E o que lhe contou sobre o ambiente em casa não era suficiente para aceder a esse pedido? Não. O texto da lei diz que só se pode retirar uma criança em situações extremas e ali só havia suspeitas de agressões psicológicas e de abandono afectivo.
Ele pediu-lhe mais alguma coisa? Perguntou apenas: “Quanto tempo vais levar para tratar do meu caso? Uma semana? Eu não posso ficar mais numa família sem jeito…” E no final disse-me que talvez fosse melhor o pai não saber que ele tinha estado comigo.

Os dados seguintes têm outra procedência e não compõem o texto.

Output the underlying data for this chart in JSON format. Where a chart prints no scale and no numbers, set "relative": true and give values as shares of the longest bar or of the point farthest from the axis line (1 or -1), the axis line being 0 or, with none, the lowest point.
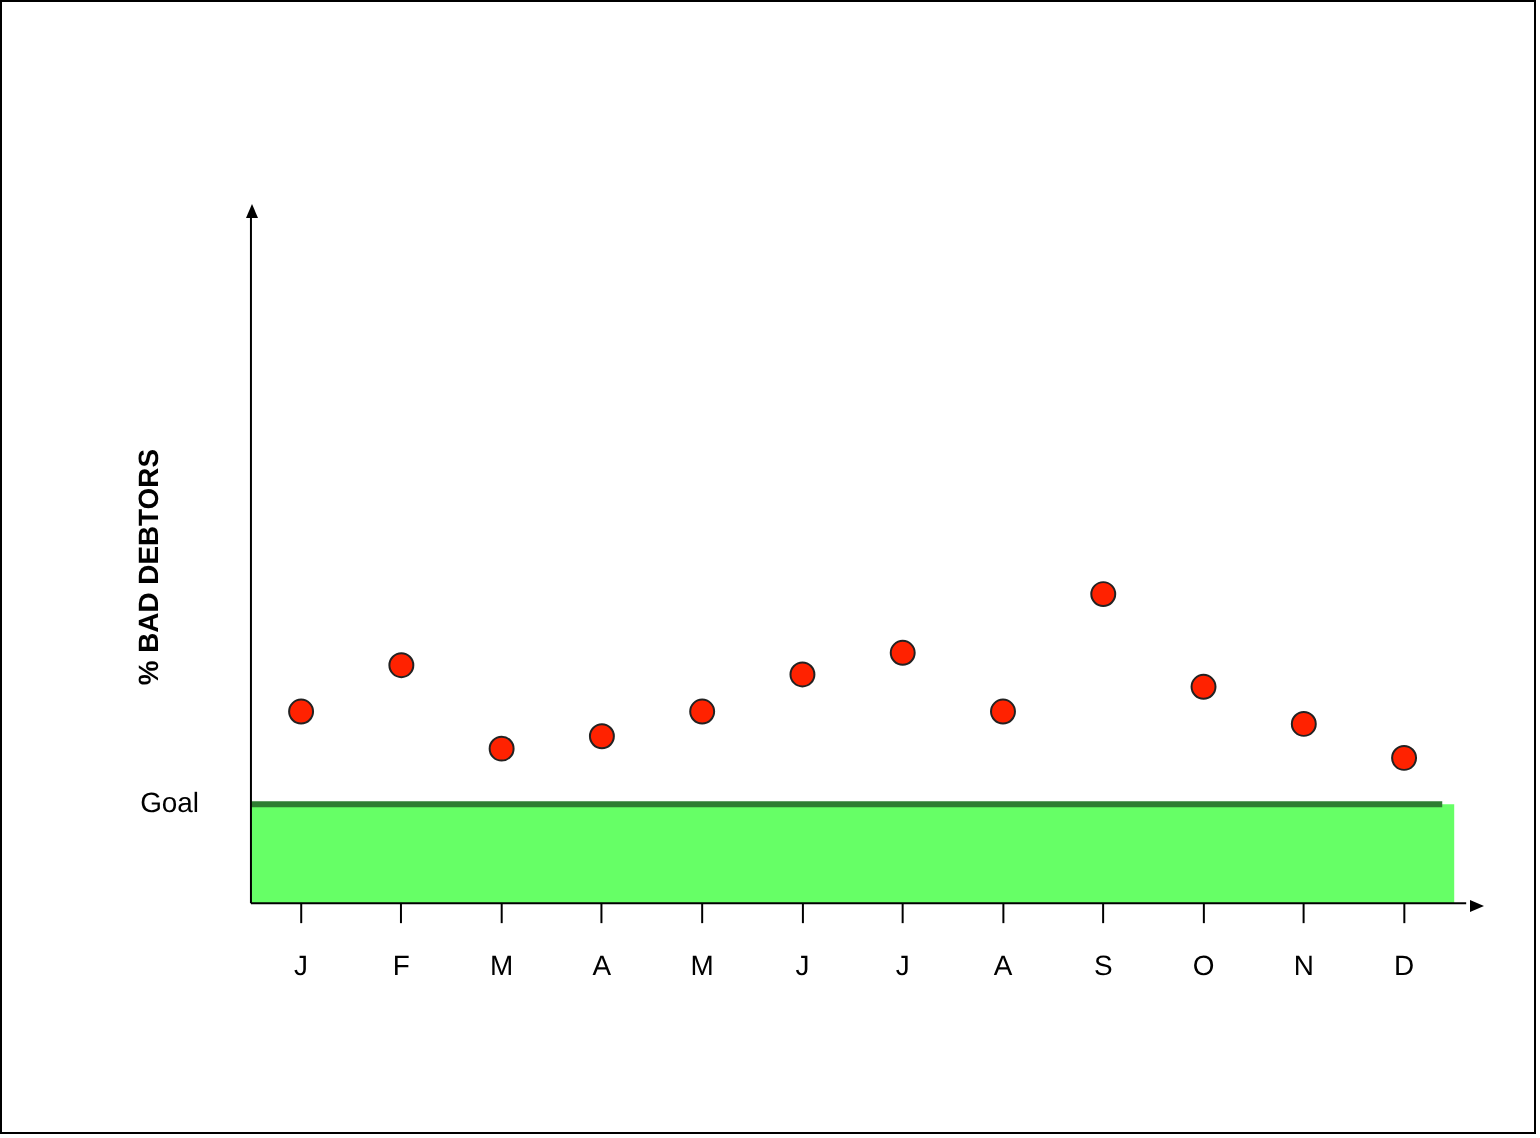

Pessoalmente, como tem lidado com esta situação? A dor, como mulher e mãe, de perceber a minha impotência perante o imprevisível é devastadora. Hoje sou outra pessoa, sei que profissionalmente fiz o que podia, mas cresci como pessoa.
O que deve acontecer para que não existam mais Bernardos? Em primeiro,
a sociedade tem que começar a responder pela responsabilidade que tem sobre as crianças. Agora que o Bernardo foi morto todo o mundo diz que sabia dos maus-tratos, mas quando algo podia ser feito ninguém disse nada ao MP. Isso é crime aqui, crime de omissão de socorro.
Mas a culpa deste desfecho é só da sociedade?
Não. Cada um tem um pedaço de culpa no caixão do Bernardo. Este caso tem de servir até para aperfeiçoar a lei. Em caso de suspeita de maus tratos, a lei tem de me permitir tirar uma criança à sua família, actualmente não posso.